What the Partner API Covers

The Partner API currently documents endpoints for these areas:

AreaWhat developers can work with
ReservationsPull reservation feeds, retrieve individual reservations, and filter by status, dates, or source platform
TransactionsRead financial transaction records when the API key has the right financial scope
PropertiesList and retrieve SympleHost properties, including parent listings and unit relationships
Property linkingStore an external partner reference against a SympleHost listing
ConversationsRead unified inbox conversations from connected channels
MessagesRead messages inside a conversation, subject to message-content permissions

The API is designed as a partner integration surface, not a replacement for the SympleHost web app. It returns a stable, scoped subset of account data that external systems can safely consume.


Authentication Model

Partner API access is controlled with per-account API keys. Each key has explicit scopes that decide what it can read or write.

There are two authentication modes:

ModeWhen to use it
HTTP BasicRead-only, non-sensitive scopes
HMAC-SHA256Sensitive scopes, write actions, guest contact data, message content, transactions, pricing, availability, and property linking

For Basic auth, the request uses:

Authorization: Basic base64(key_id:secret)

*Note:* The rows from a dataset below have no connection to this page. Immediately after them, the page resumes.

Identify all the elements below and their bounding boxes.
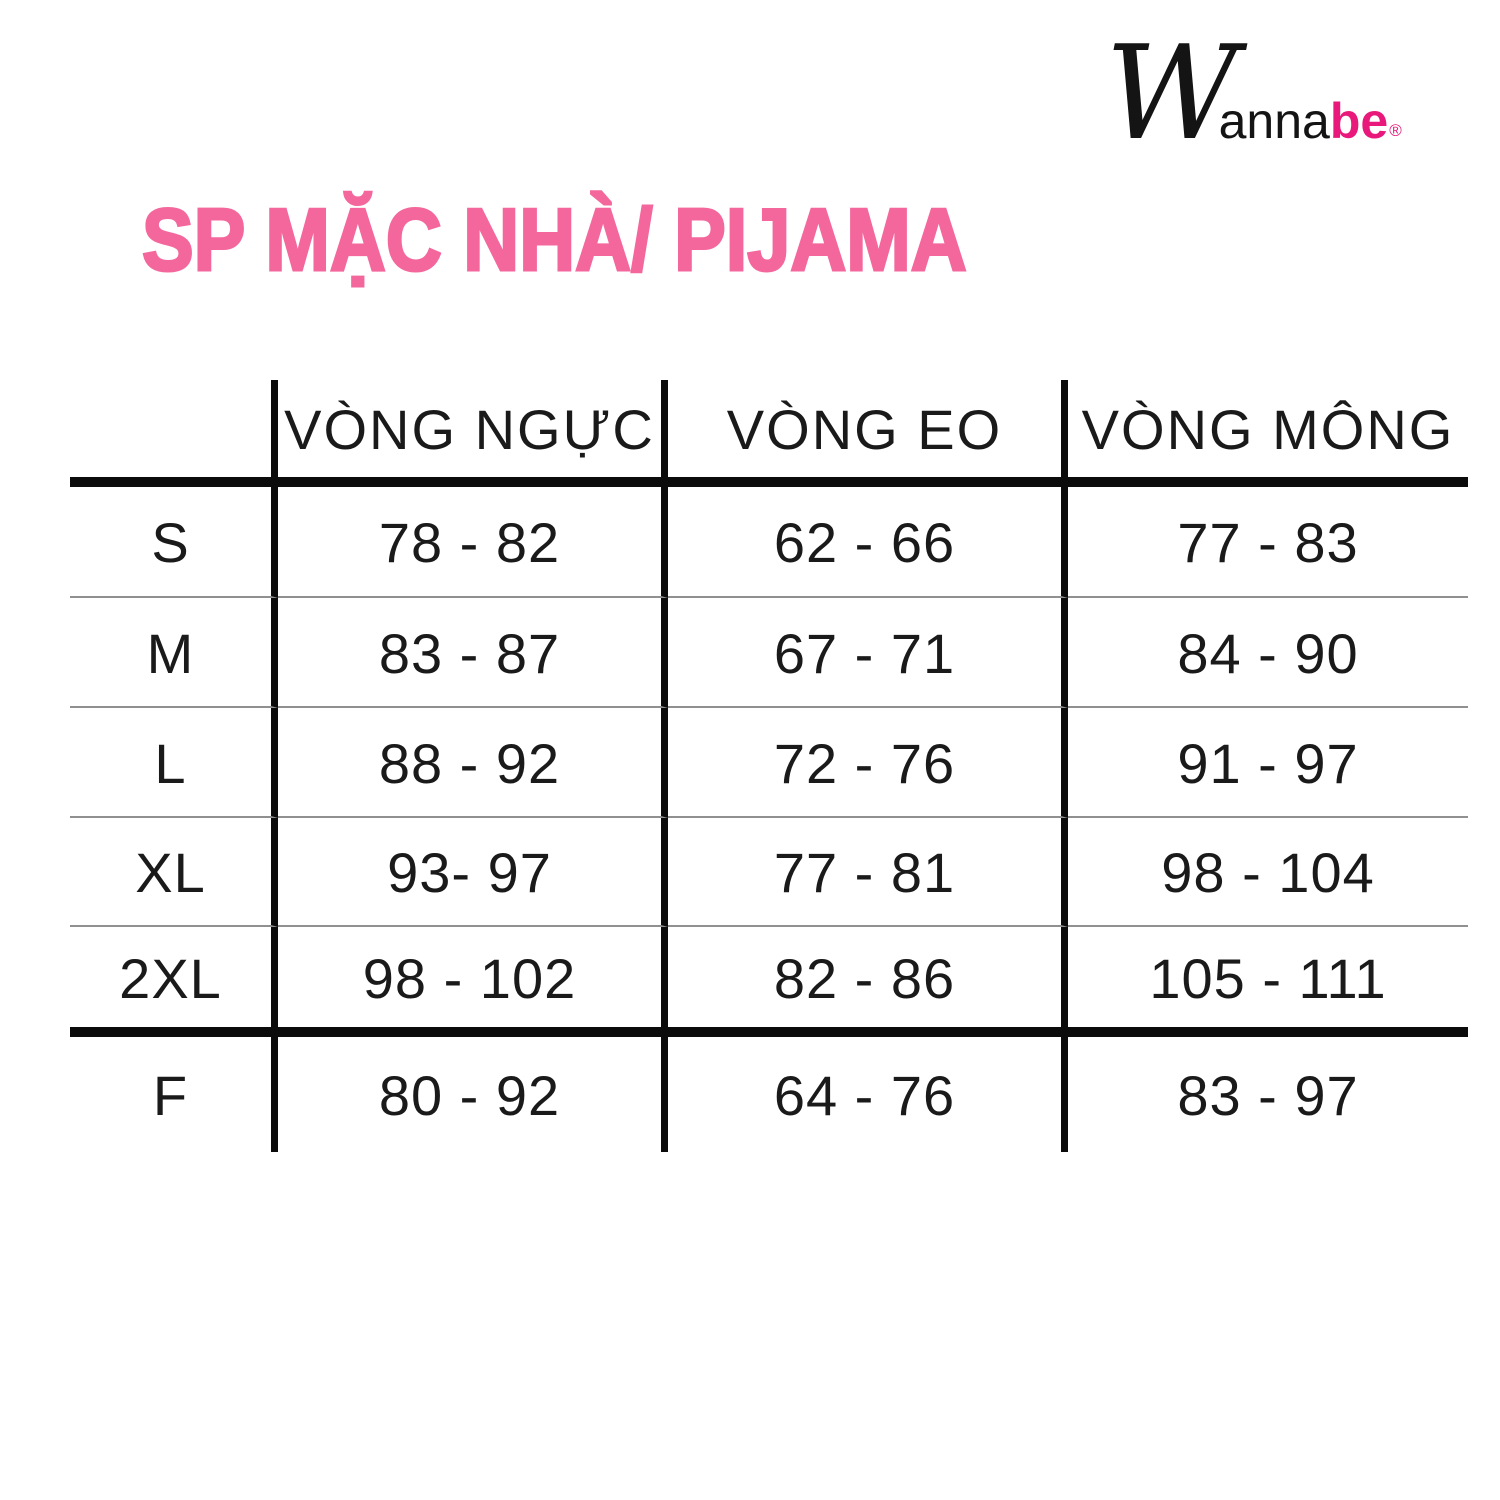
registered-mark-icon: ®: [1389, 121, 1402, 140]
waist-value: 82 - 86: [668, 927, 1068, 1037]
logo-text-be: be: [1329, 93, 1389, 149]
bust-value: 98 - 102: [278, 927, 668, 1037]
bust-value: 78 - 82: [278, 487, 668, 598]
waist-value: 67 - 71: [668, 598, 1068, 708]
waist-value: 64 - 76: [668, 1037, 1068, 1152]
size-label: M: [70, 598, 278, 708]
hip-value: 84 - 90: [1068, 598, 1468, 708]
size-label: L: [70, 708, 278, 818]
hip-value: 105 - 111: [1068, 927, 1468, 1037]
col-header-waist: VÒNG EO: [668, 380, 1068, 487]
logo-script-w: W: [1105, 17, 1239, 169]
size-label: 2XL: [70, 927, 278, 1037]
hip-value: 91 - 97: [1068, 708, 1468, 818]
bust-value: 93- 97: [278, 818, 668, 927]
bust-value: 83 - 87: [278, 598, 668, 708]
waist-value: 72 - 76: [668, 708, 1068, 818]
col-header-hip: VÒNG MÔNG: [1068, 380, 1468, 487]
bust-value: 88 - 92: [278, 708, 668, 818]
brand-logo: W anna be ®: [1105, 28, 1402, 158]
waist-value: 62 - 66: [668, 487, 1068, 598]
waist-value: 77 - 81: [668, 818, 1068, 927]
size-label: F: [70, 1037, 278, 1152]
size-label: XL: [70, 818, 278, 927]
col-header-bust: VÒNG NGỰC: [278, 380, 668, 487]
hip-value: 83 - 97: [1177, 1064, 1359, 1127]
logo-text-anna: anna: [1218, 93, 1330, 149]
bust-value: 80 - 92: [278, 1037, 668, 1152]
hip-value: 98 - 104: [1068, 818, 1468, 927]
page-title: SP MẶC NHÀ/ PIJAMA: [141, 190, 968, 290]
size-chart-table: VÒNG NGỰC VÒNG EO VÒNG MÔNG S 78 - 82 62…: [70, 380, 1468, 1152]
size-label: S: [70, 487, 278, 598]
hip-value: 77 - 83: [1068, 487, 1468, 598]
corner-cell: [70, 380, 278, 487]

For HMAC auth, developers sign the request with the key’s signing secret and send these headers:

X-SH-Key-Id
X-SH-Timestamp
X-SH-Signature
X-SH-Nonce

The signature is built from the request method, full path, timestamp, and body hash. This prevents sensitive requests from being replayed or modified in transit.


Sensitive Data and Scopes

The API is intentionally strict about guest and financial data.

Sensitive scopes include:

  • guest_name:read
  • guest_contact:read
  • message_content:read
  • transactions:read
  • reservations:write
  • pricing:write
  • availability:write
  • properties:link
  • messaging:send

If a key does not have permission for a field, the response masks that field instead of silently exposing it. This is important for partner apps because the same API can support different permission levels without changing the endpoint shape.


API Conventions

Developers should expect these conventions:

  • Base path: /api/v1/partner
  • Media type: application/vnd.symplehost.partner.v1+json
  • Pagination: keyset cursor pagination using meta.next_cursor
  • Versioning: responses include meta.payload_version
  • Errors: JSON API-style errors envelope with stable machine-readable codes
  • PII masking: restricted fields return masked values and are listed in response metadata

For sync workflows, seed the first request with updated_since, then follow the cursor returned by meta.next_cursor. Feeds are designed to be at-least-once, so partner systems should deduplicate by record ID.